Die Erzählung gibt den Ausstattern natürlich reichliche Möglichkeiten, die von Giada Abiendi (Bühnenbild) und Vera Pierantoni Giua auch entsprechend genutzt wurden. Es gab zauberhafte Landschaften zu sehen, und die Kostümbildnerin konnte sich mit originellen farbigen Kostümen austoben. Mehr als Ergänzung waren die Videos von Fabio Massimo Iaquone und Luca Attilii (eindrucksvoll die das Schloss allmählich bedeckenden Spinnweben), was auch für die Beleuchtung von Alessandro Verazzi gilt. In diesem zauberhaften Ambiente führte Leo Muscato eine liebevoll-ironische Regie, die das rechte Gleichgewicht zwischen der Distanz zur märchenhaften Erzählung und gefühlsmäßigem Mitgehen hielt. Erwähnt seien eine Art sehr köstlicher „Klageweiber“ männlichen Geschlechts oder die ratlosen Ärzte. Seltsam war nur, dass Spinnrocken und Spindel durch Strickwerkzeug ersetzt wurden, ist doch die Spindel eine auftretende „Figur“. Sehr hübsch war die Choreographie von Luigia Frattaroli, bei der sich der jüngste Ballettnachwuchs erfreulich in Szene setzen konnte.

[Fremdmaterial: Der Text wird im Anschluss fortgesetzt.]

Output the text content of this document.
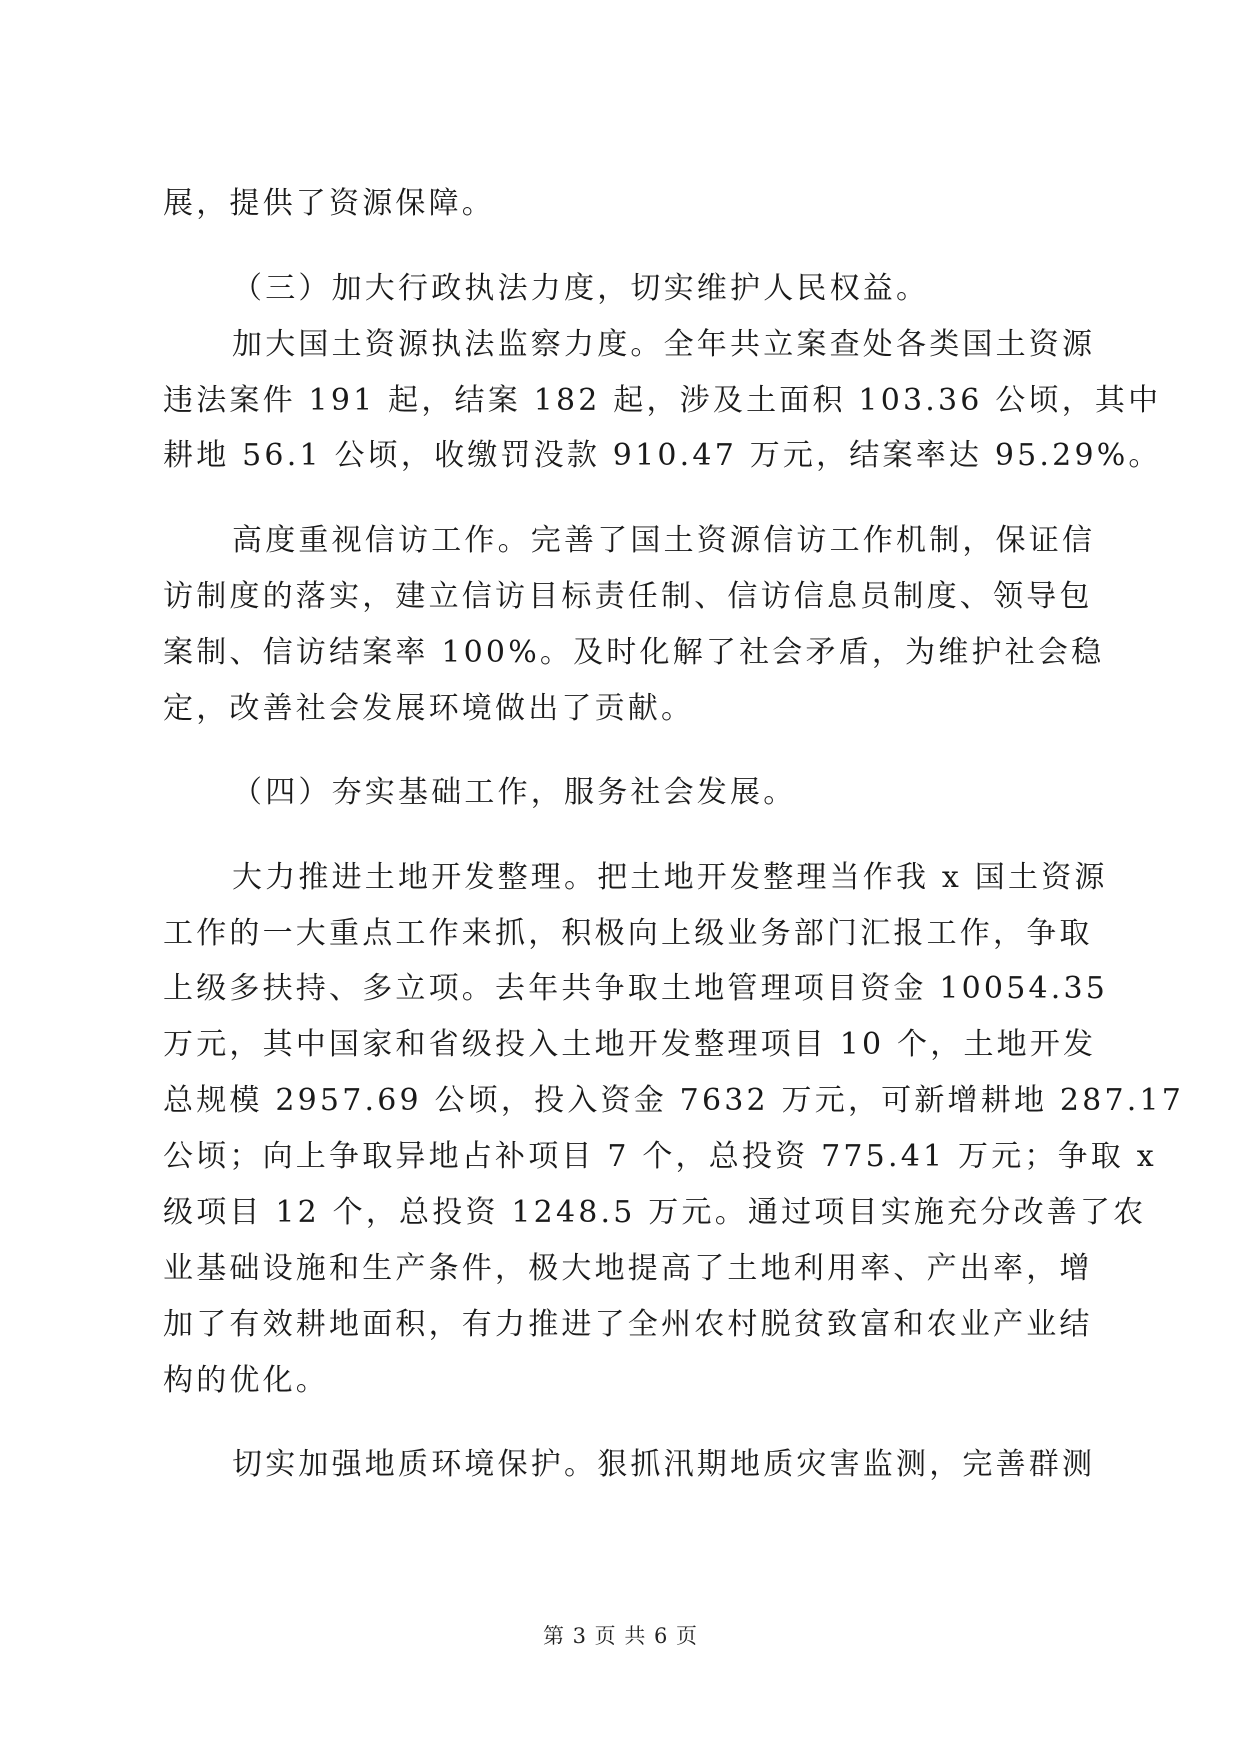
展，提供了资源保障。

（三）加大行政执法力度，切实维护人民权益。

加大国土资源执法监察力度。全年共立案查处各类国土资源

违法案件 191 起，结案 182 起，涉及土面积 103.36 公顷，其中

耕地 56.1 公顷，收缴罚没款 910.47 万元，结案率达 95.29%。

高度重视信访工作。完善了国土资源信访工作机制，保证信

访制度的落实，建立信访目标责任制、信访信息员制度、领导包

案制、信访结案率 100%。及时化解了社会矛盾，为维护社会稳

定，改善社会发展环境做出了贡献。

（四）夯实基础工作，服务社会发展。

大力推进土地开发整理。把土地开发整理当作我 x 国土资源

工作的一大重点工作来抓，积极向上级业务部门汇报工作，争取

上级多扶持、多立项。去年共争取土地管理项目资金 10054.35

万元，其中国家和省级投入土地开发整理项目 10 个，土地开发

总规模 2957.69 公顷，投入资金 7632 万元，可新增耕地 287.17

公顷；向上争取异地占补项目 7 个，总投资 775.41 万元；争取 x

级项目 12 个，总投资 1248.5 万元。通过项目实施充分改善了农

业基础设施和生产条件，极大地提高了土地利用率、产出率，增

加了有效耕地面积，有力推进了全州农村脱贫致富和农业产业结

构的优化。

切实加强地质环境保护。狠抓汛期地质灾害监测，完善群测

第 3 页 共 6 页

Die drei relativ umfangreichsten Rollen haben die Prinzessin (Sopran), der Prinz (Tenor) und die Blaue Fee (Sopran) inne. Vom (erst im 3. Akt auftretenden) Prinzen verlangt Respighi ziemlich viel an stimmlicher Kondition, und die wies der Spanier Antonio Gandía auch nach. Da sah man ihm eine gewisse szenische Unbeholfenheit auch gerne nach. Die Armeno-Amerikanerin Shoushik Barsoumian sang mit kleiner, aber gut geführter Stimme eine sehr sympathische Fee. Angela Nisi gab mit etwas neutral klingender Stimme eine nett spielende Prinzessin. Alle anderen Mitwirkenden hatten mehrere Rollen zu verkörpern: So fiel der Mezzosopran von Lara Rotili als Grüne Fee/Katze/Herzogin/Kuckuck sehr positiv auf, sang der Bariton Vincenzo Taormina einen imposanten König/Botschafter, gab die Sopranistin Claudia Urru glockenhell Nachtigall/Spindel, der russische Mezzo Veta Pilipenko Königin/Alte Frau/Frosch. Als Hofnarr/Mister Dollar gefiel der Tenor Enrico Zara weniger als der kraftvolle Bariton Nicola Ebau als Förster/Arzt.

Der Chor des Hauses zeigte sich bestens vorbereitet (Einstudierung: Gaetano Mastroiaco). Donato Renzetti leitete das Orchester des Teatro Lirico mit merklicher Liebe für die Musik Respighis.

Herzliche Zustimmung für diese zweite, an einem Sonntagnachmittag stattfindende Vorstellung.